Lexique / gestalt

Douglas Edric Stanley

2007.10.06

source code: gestalt

Gestalt. Soit une contradiction apparente. Les psychologues de la Gestalt parlent du caractère « anisotrope » de l’espace perceptif, c’est-à-dire son caractère fondamentalement non symétrique. Contrairement à l’espace du physicien, l’espace du phénoménologue est plus lourd en bas qu’en haut, plus dense à l’arrière des objets que devant eux, et il diffère qu’il est du côté droit ou du côté gauche. Conçu évidemment à l’image du sujet humain — soumis à la gravité, orienté de face, avantagé à droite — il en constitue une projection, renvoyant au spectateur sa propre image virtuelle comme dans un miroir invisible.
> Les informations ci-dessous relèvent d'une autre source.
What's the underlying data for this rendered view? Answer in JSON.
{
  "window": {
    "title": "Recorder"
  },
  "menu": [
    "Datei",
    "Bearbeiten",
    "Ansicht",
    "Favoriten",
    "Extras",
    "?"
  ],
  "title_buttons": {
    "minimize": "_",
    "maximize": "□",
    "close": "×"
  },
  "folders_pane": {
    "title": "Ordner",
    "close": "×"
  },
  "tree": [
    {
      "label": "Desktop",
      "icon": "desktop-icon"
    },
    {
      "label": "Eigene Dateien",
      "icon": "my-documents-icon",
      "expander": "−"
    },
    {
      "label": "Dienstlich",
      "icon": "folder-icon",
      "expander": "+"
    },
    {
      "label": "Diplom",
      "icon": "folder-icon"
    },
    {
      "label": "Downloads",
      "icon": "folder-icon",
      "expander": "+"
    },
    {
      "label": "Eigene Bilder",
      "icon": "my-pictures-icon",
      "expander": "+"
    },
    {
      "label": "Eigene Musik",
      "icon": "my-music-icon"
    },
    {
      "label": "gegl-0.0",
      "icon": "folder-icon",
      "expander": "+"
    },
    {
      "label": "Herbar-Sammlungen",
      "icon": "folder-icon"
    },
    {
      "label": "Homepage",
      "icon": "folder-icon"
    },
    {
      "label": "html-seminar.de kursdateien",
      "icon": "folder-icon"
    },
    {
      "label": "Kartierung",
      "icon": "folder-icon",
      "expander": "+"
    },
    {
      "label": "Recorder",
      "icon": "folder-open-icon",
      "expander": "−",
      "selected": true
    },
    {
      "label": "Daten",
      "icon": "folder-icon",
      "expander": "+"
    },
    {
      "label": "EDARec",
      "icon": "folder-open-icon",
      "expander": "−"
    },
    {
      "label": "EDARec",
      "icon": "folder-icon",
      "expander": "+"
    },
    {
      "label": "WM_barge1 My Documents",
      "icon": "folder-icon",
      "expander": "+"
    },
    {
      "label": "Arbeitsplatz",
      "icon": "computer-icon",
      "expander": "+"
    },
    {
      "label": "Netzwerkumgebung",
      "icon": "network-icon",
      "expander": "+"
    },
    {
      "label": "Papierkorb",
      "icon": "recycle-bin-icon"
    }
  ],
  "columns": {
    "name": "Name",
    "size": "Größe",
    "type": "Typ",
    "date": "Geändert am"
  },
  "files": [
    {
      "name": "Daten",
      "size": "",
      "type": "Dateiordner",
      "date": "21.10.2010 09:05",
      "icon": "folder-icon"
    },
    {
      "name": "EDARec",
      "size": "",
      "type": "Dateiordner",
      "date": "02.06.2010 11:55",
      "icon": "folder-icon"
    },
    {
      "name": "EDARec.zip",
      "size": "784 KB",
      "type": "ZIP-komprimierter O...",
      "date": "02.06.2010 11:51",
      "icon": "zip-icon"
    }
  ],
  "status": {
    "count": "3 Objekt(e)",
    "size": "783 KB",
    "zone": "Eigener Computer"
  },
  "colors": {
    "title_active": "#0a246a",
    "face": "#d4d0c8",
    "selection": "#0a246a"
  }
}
Mais les psychologues de la Gestalt parlent aussi de ce même espace de l’expérience comme fondamentalement centré et, par là, comme résolument symétrique puisque la symétrie radiale, constituée à partir d’une rotation multidirectionnelle autour d’un point, est la forme la plus achevée d’équillible spatial. – Yve-Alain Bois, Rosalind Krauss ; L’informe: Mode d’emploi ; 1996 ; pp. 83-4

Depuis l’intérieur de cette danse abstraite réunissant pixels et mouvement une sorte de figure du « Gestalt », puisque les pixels qui bougent sont en réalité disposés selon une orientation. Cette orientation parle à notre physiognomie. Il s’agit d’une des figures les plus rassurants des systèmes réactifs, celle du mirroir (cf. Trash Mirror, Wooden Mirror, Reactive Books, Mirror Mirror).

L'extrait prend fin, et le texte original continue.